Some carriers fear cannibalization of long-standing revenue streams and remain reluctant to roll out fully managed Ethernet-over-optical packages. Others are, however, moving aggressively to stake a claim in a promising, high-margin arena.
Small businesses, healthcare providers, manufacturers, schools, governments and financial institutions are among the enterprises enjoying the LAN-in-the-MAN performance and other benefits delivered by fully managed Ethernet-over-WDM services from metro carriers. Recognizing the mutual benefits for themselves and their customers, especially in the prevailing economic environment, carriers such as BellSouth and British Telecom (BT) are at the forefront of offering managed Ethernet services.

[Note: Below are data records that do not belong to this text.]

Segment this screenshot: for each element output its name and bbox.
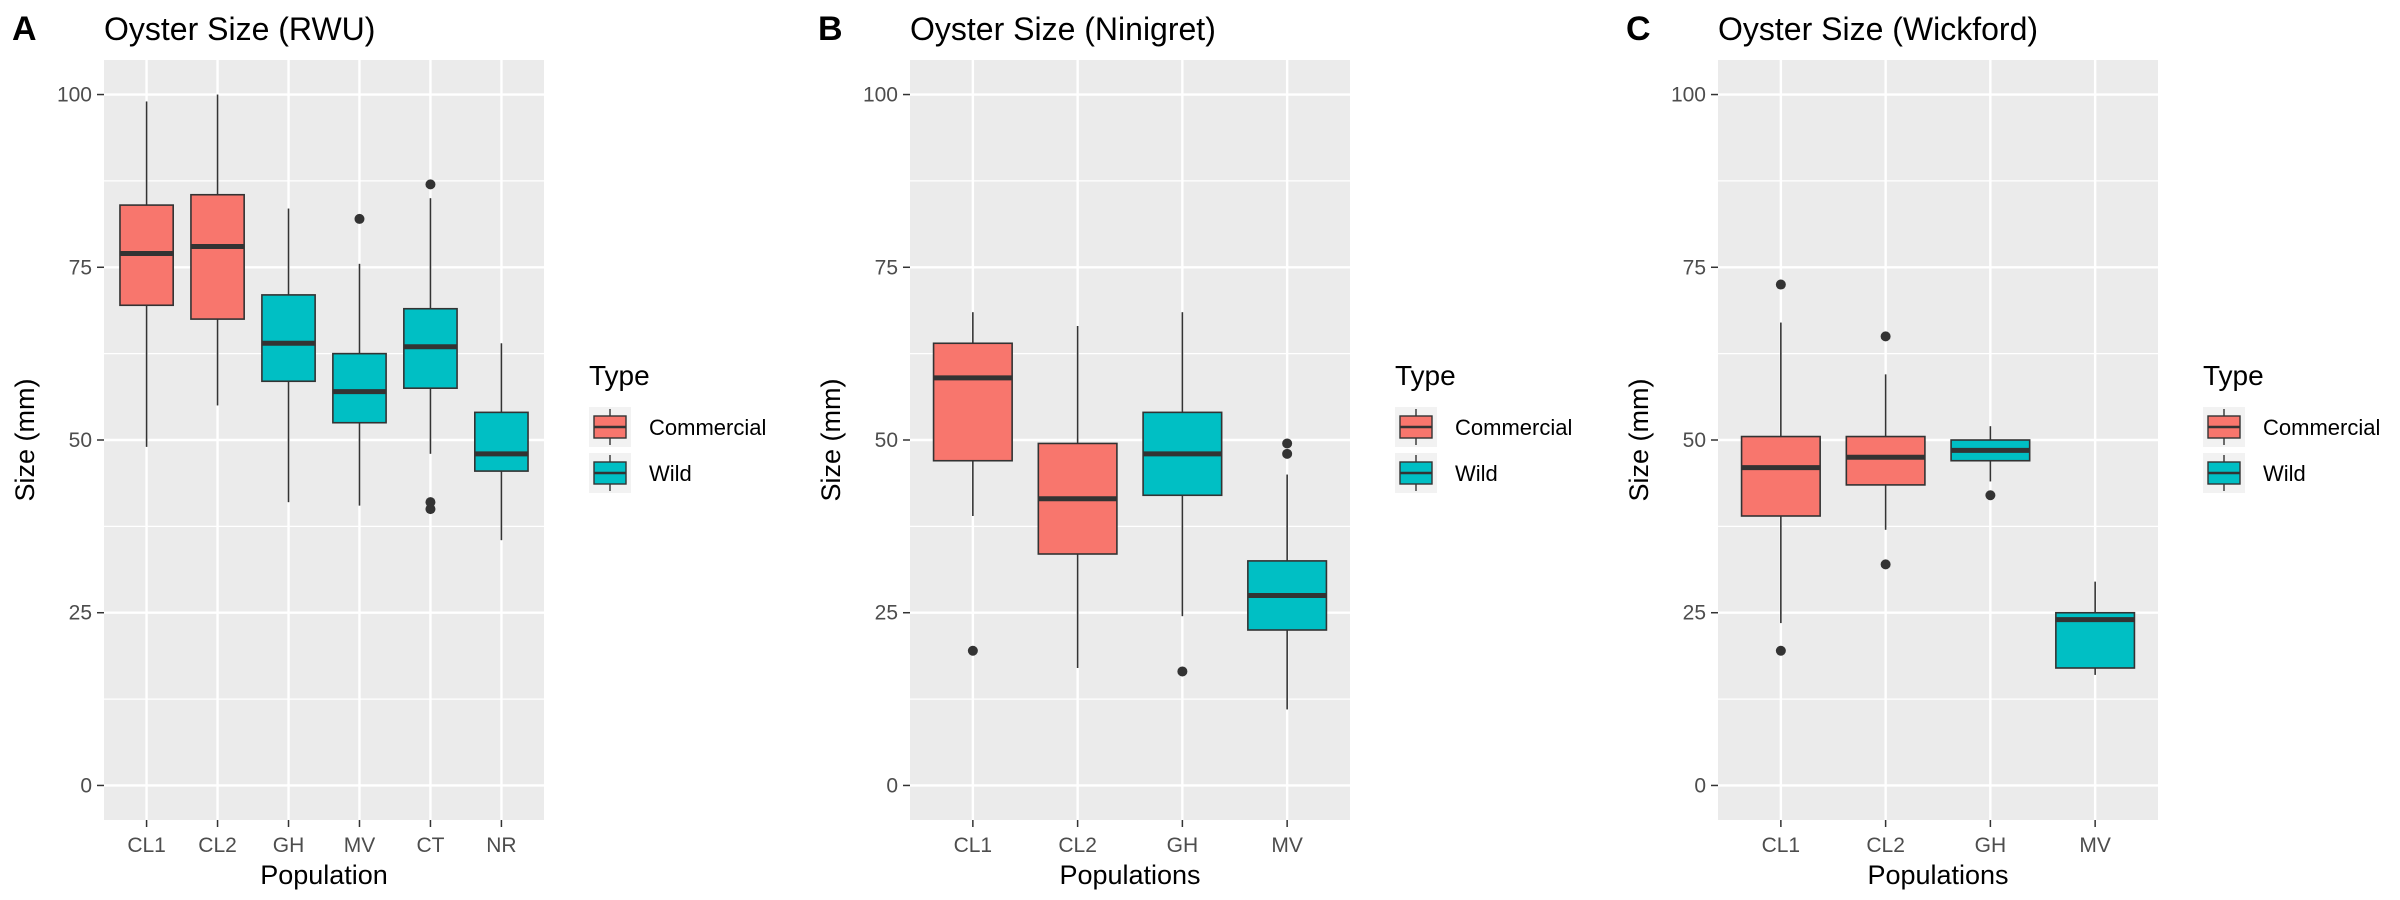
panel-letter: C (1626, 10, 1651, 48)
outlier-point (1282, 448, 1293, 459)
y-axis-title: Size (mm) (816, 379, 846, 502)
box-ct (403, 179, 458, 515)
outlier-point (354, 213, 365, 224)
y-tick-label: 50 (69, 429, 92, 452)
box-mv (1247, 438, 1328, 710)
panel-b: 0 25 50 75 100 CL1 CL2 GH MV B Oyster Size (Ninigr… (816, 10, 1572, 890)
legend-label-commercial: Commercial (2263, 415, 2380, 440)
chart-title: Oyster Size (RWU) (104, 11, 375, 47)
panel-c: 0 25 50 75 100 CL1 CL2 GH MV C Oyster Size (Wickfo… (1624, 10, 2380, 890)
y-tick-label: 100 (863, 84, 898, 107)
outlier-point (425, 497, 436, 508)
x-tick-label-mv: MV (1271, 834, 1303, 857)
box-cl1 (932, 312, 1013, 656)
legend-title: Type (1395, 360, 1456, 391)
box-body (474, 411, 529, 472)
box-cl2 (1037, 326, 1118, 668)
x-tick-label-cl1: CL1 (954, 834, 993, 857)
panel-a: 0 25 50 75 100 CL1 CL2 GH MV CT NR A Oyster Size (RW… (10, 10, 766, 890)
chart-title: Oyster Size (Ninigret) (910, 11, 1216, 47)
outlier-point (425, 504, 436, 515)
box-body (1845, 435, 1926, 486)
box-body (932, 342, 1013, 462)
box-body (190, 193, 245, 320)
x-tick-label-cl2: CL2 (1866, 834, 1905, 857)
box-gh (1142, 312, 1223, 677)
x-axis-title: Populations (1867, 860, 2008, 890)
y-tick-label: 75 (69, 256, 92, 279)
outlier-point (1177, 666, 1188, 677)
y-axis-title: Size (mm) (10, 379, 40, 502)
outlier-point (967, 645, 978, 656)
y-tick-label: 0 (886, 774, 898, 797)
y-tick-label: 0 (80, 774, 92, 797)
y-tick-label: 75 (875, 256, 898, 279)
box-body (1740, 435, 1821, 517)
legend-label-wild: Wild (2263, 461, 2306, 486)
x-tick-label-ct: CT (416, 834, 444, 857)
legend-label-wild: Wild (1455, 461, 1498, 486)
y-tick-label: 50 (1683, 429, 1706, 452)
outlier-point (1775, 645, 1786, 656)
legend: Type Commercial Wild (589, 360, 766, 493)
outlier-point (1985, 490, 1996, 501)
box-body (332, 352, 387, 424)
x-axis-title: Population (260, 860, 388, 890)
x-tick-label-nr: NR (486, 834, 516, 857)
box-nr (474, 343, 529, 541)
legend-label-wild: Wild (649, 461, 692, 486)
y-tick-label: 0 (1694, 774, 1706, 797)
box-gh (261, 208, 316, 503)
x-tick-label-gh: GH (1975, 834, 2007, 857)
legend-label-commercial: Commercial (1455, 415, 1572, 440)
x-tick-label-cl2: CL2 (1058, 834, 1097, 857)
box-body (261, 294, 316, 383)
x-tick-label-gh: GH (273, 834, 305, 857)
legend: Type Commercial Wild (2203, 360, 2380, 493)
panel-letter: A (12, 10, 37, 48)
y-tick-label: 25 (875, 602, 898, 625)
y-tick-label: 75 (1683, 256, 1706, 279)
x-tick-label-mv: MV (2079, 834, 2111, 857)
y-tick-label: 50 (875, 429, 898, 452)
x-tick-label-gh: GH (1167, 834, 1199, 857)
box-cl2 (1845, 331, 1926, 570)
box-cl1 (1740, 279, 1821, 656)
outlier-point (1282, 438, 1293, 449)
legend-title: Type (589, 360, 650, 391)
outlier-point (1880, 559, 1891, 570)
legend: Type Commercial Wild (1395, 360, 1572, 493)
legend-title: Type (2203, 360, 2264, 391)
y-tick-label: 100 (57, 84, 92, 107)
box-mv (332, 213, 387, 506)
panel-letter: B (818, 10, 843, 48)
box-cl2 (190, 94, 245, 406)
x-tick-label-cl2: CL2 (198, 834, 237, 857)
y-tick-label: 25 (1683, 602, 1706, 625)
x-tick-label-cl1: CL1 (1762, 834, 1801, 857)
x-tick-label-cl1: CL1 (127, 834, 166, 857)
outlier-point (425, 179, 436, 190)
y-tick-label: 100 (1671, 84, 1706, 107)
legend-label-commercial: Commercial (649, 415, 766, 440)
outlier-point (1880, 331, 1891, 342)
box-gh (1950, 426, 2031, 501)
box-cl1 (119, 101, 174, 447)
chart-title: Oyster Size (Wickford) (1718, 11, 2038, 47)
x-tick-label-mv: MV (344, 834, 376, 857)
y-axis-title: Size (mm) (1624, 379, 1654, 502)
x-axis-title: Populations (1059, 860, 1200, 890)
outlier-point (1775, 279, 1786, 290)
y-tick-label: 25 (69, 602, 92, 625)
box-mv (2055, 581, 2136, 675)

BellSouth is deploying WDM solutions to support 100 Mbit/sec and Gigabit Ethernet business services across nine U.S. states. BellSouth's Gigabit Ethernet services are priced at around the same level and deliver about 50 times more bandwidth of standard T3 offerings.
Sharing CAD
For example, enterprise customers are using BellSouth's Ethernet services to cost-effectively support large-scale government design projects. For the first time, high-resolution CAD drawings can be shared in real time across a metropolitan area. Project management among geographically dispersed engineering teams has been rendered more efficient, and time cycles have been compressed. Consequently, the enterprise customers have become more productive.
BT has deployed more than 30,000 Ethernet connections over dedicated optical links to support a wide variety of applications. BT has successfully targeted manufacturers, hospitals and educational institutions for its fully managed Ethernet-over-WDM offering.
Primary and secondary school systems and universities, for example, have leveraged BT's services to cost-effectively extend high-speed performance to all of their facilities across districts or campuses. Student records are more quickly shared among academic buildings and administrative offices. Classrooms connect to the Internet at higher speeds. Firewall protection and network-usage monitoring are more easily administered across the network. BT's Ethernet-over-WDM services have enabled the school systems to improve performance and still reduce communication costs.
Enterprise customers are finding that interconnecting Ethernet networks over a carrier's metro optical infrastructure for the first time cost-effectively enables a variety of valuable applications, including Ethernet extension, Virtual Private Networks (VPNs), storage, fiber relief, distributed work-sharing, supply-chain management, distributed databases and distributed processing.
Carriers are seizing the opportunity. Some leading European and North American carriers, in turn, are experiencing return on investment (ROI) of as short as six months in carrier-class optical solutions delivering low total cost of ownership. Ethernet over WDM has, indeed, emerged as a powerful new revenue source for carriers.